De Courcy says because they have been worked over long distances leading up to their racing return, they are not fresh enough to race prominently in a sprint.

It is when they step up to 1900m or 2000m they are placed to advantage.
"A lot of the times those horses race well because they've done the ground work in training rather than in racing," de Courcy said.

But, as de Courcy says, there are so many variables it would take just about all of this magazine to put forward every case.

"It's a well-known fact that many horses work like champions on the track but can't get out of second gear in a race," he said.

"Then there is the opposite where horses work like donkeys, then come out on race day and shock their stable by winning easily.”

But de Courcy admits that he and Fagan have it fairly easy these days compared to the pre-70s when all trainers viewed clockers as the enemy.

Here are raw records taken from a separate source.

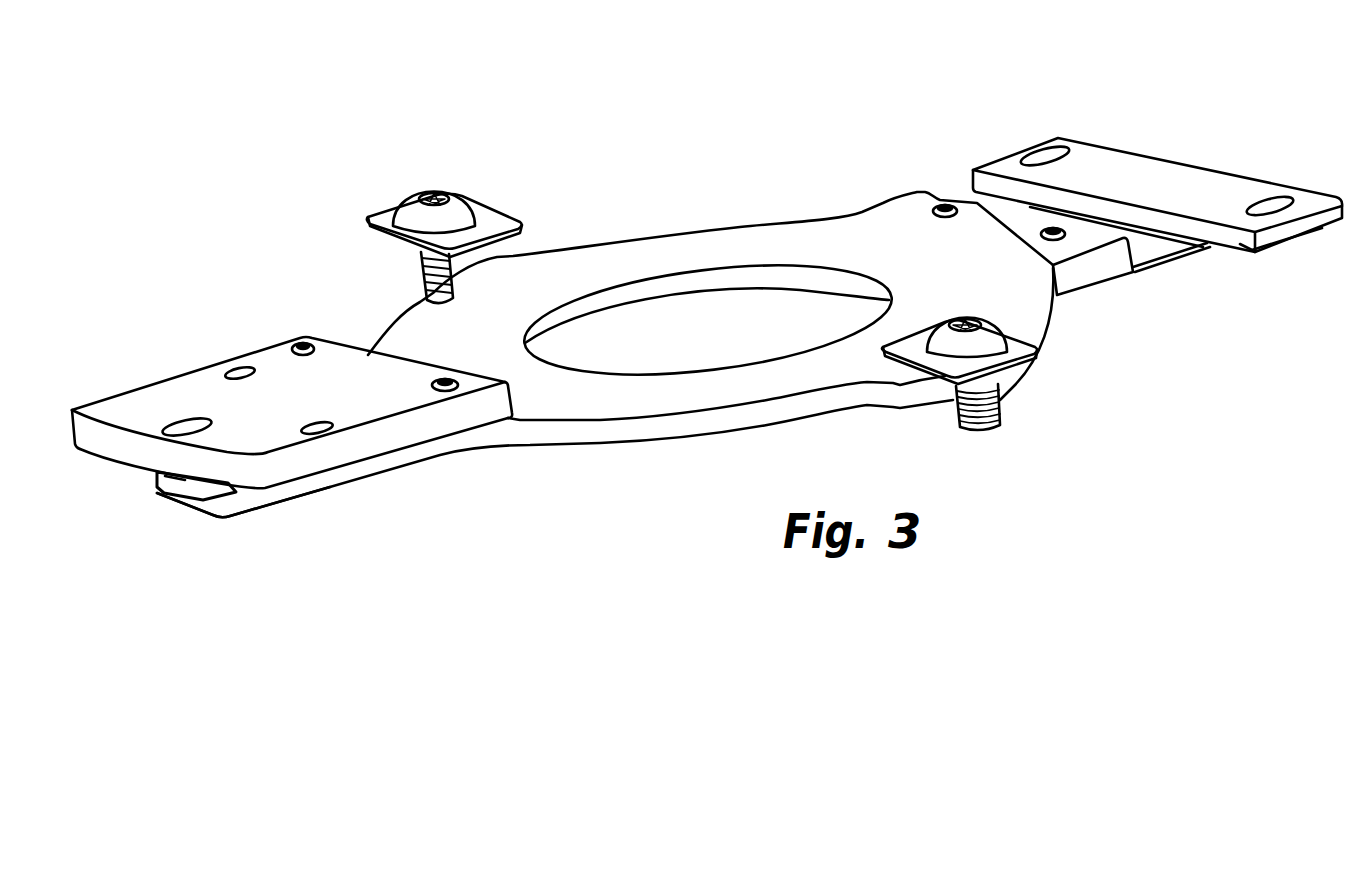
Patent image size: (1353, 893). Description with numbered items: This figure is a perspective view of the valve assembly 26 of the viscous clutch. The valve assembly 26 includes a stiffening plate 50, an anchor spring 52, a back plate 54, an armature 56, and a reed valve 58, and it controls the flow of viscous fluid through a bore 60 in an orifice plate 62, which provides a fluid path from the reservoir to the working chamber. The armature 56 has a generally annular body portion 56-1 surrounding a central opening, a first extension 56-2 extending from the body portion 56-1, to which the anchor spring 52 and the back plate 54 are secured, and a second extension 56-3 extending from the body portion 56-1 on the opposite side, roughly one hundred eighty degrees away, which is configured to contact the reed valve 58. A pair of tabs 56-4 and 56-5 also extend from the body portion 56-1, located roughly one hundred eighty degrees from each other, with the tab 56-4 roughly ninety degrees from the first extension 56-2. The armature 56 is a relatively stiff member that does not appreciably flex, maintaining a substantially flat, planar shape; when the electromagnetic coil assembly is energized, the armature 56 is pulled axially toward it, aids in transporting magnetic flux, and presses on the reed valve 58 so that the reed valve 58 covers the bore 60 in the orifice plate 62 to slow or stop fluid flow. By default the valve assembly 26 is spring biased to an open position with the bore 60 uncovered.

The valve assembly 26 is at (637, 118).
The stiffening plate 50 is at (1198, 183).
The anchor spring 52 is at (1153, 245).
The back plate 54 is at (1113, 277).
The armature 56 is at (617, 432).
The body portion 56-1 is at (728, 242).
The first extension 56-2 is at (978, 223).
The second extension 56-3 is at (280, 493).
The tab 56-4 is at (908, 378).
The tab 56-5 is at (530, 267).
The reed valve 58 is at (184, 485).
The bore 60 is at (187, 420).
The orifice plate 62 is at (127, 410).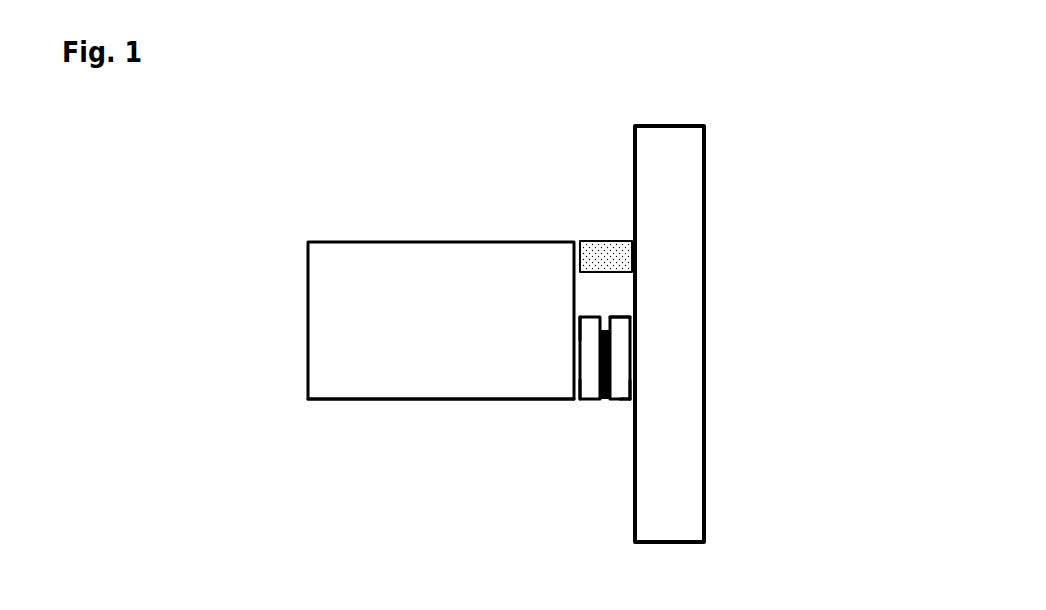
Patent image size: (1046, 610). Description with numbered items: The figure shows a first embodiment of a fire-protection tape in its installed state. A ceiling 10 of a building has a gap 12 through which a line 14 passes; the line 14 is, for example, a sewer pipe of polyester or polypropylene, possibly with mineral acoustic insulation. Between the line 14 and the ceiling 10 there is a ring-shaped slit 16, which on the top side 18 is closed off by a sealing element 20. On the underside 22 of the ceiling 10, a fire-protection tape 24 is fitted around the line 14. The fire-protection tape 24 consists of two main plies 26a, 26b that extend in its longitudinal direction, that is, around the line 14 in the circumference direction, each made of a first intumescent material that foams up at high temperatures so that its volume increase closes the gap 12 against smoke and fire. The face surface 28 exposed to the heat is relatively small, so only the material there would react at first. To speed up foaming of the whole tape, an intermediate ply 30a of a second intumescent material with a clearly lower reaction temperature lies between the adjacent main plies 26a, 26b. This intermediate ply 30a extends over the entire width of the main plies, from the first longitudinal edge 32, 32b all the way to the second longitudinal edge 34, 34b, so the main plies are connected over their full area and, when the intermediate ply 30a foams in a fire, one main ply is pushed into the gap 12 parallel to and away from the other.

The ceiling 10 is at (415, 323).
The gap 12 is at (640, 290).
The line 14 is at (677, 143).
The ring-shaped slit 16 is at (622, 285).
The top side 18 is at (385, 235).
The sealing element 20 is at (592, 255).
The underside 22 is at (377, 409).
The fire-protection tape 24 is at (640, 381).
The first main ply 26a is at (587, 337).
The second main ply 26b is at (622, 337).
The face surface 28 is at (628, 419).
The intermediate ply 30a is at (604, 400).
The first longitudinal edge 32 is at (590, 400).
The first longitudinal edge 32b is at (628, 400).
The second longitudinal edge 34 is at (581, 318).
The second longitudinal edge 34b is at (622, 317).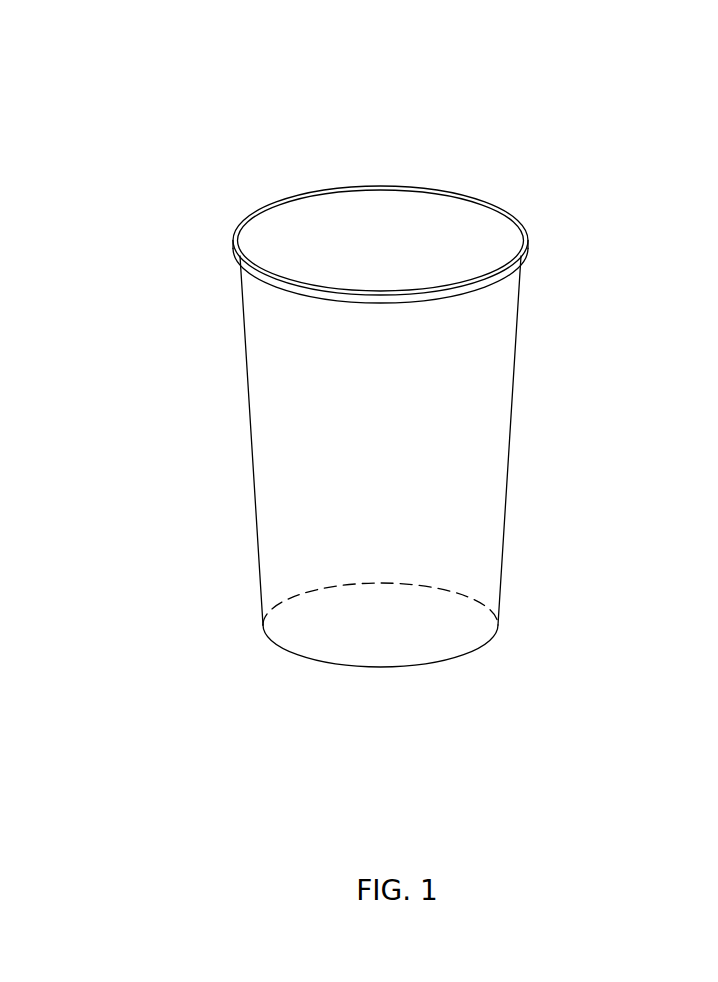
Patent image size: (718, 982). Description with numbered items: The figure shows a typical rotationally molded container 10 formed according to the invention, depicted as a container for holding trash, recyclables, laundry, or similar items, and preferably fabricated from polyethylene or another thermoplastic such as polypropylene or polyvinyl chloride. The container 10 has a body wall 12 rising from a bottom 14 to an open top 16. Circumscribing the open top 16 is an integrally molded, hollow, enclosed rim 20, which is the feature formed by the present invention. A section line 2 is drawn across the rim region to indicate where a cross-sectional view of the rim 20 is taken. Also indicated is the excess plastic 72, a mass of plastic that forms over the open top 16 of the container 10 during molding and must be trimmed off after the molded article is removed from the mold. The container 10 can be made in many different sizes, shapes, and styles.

The rotationally molded container 10 is at (270, 138).
The body wall 12 is at (510, 470).
The bottom 14 is at (437, 663).
The open top 16 is at (348, 233).
The enclosed rim 20 is at (285, 292).
The section line 2- 2 is at (372, 255).
The excess plastic 72 is at (717, 546).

"Trainers needed to bet in those days to survive," he said. "These days, with the big prize-money, trainers have to win races to survive-percentages are their main income so very few trainers now are big bettors.

"So, many of them are happy to have their horses in trackwork because the owners get a thrill out of seeing their horse in the paper.

"But some trainers prefer to play their cards close to their chest, and that's fair enough."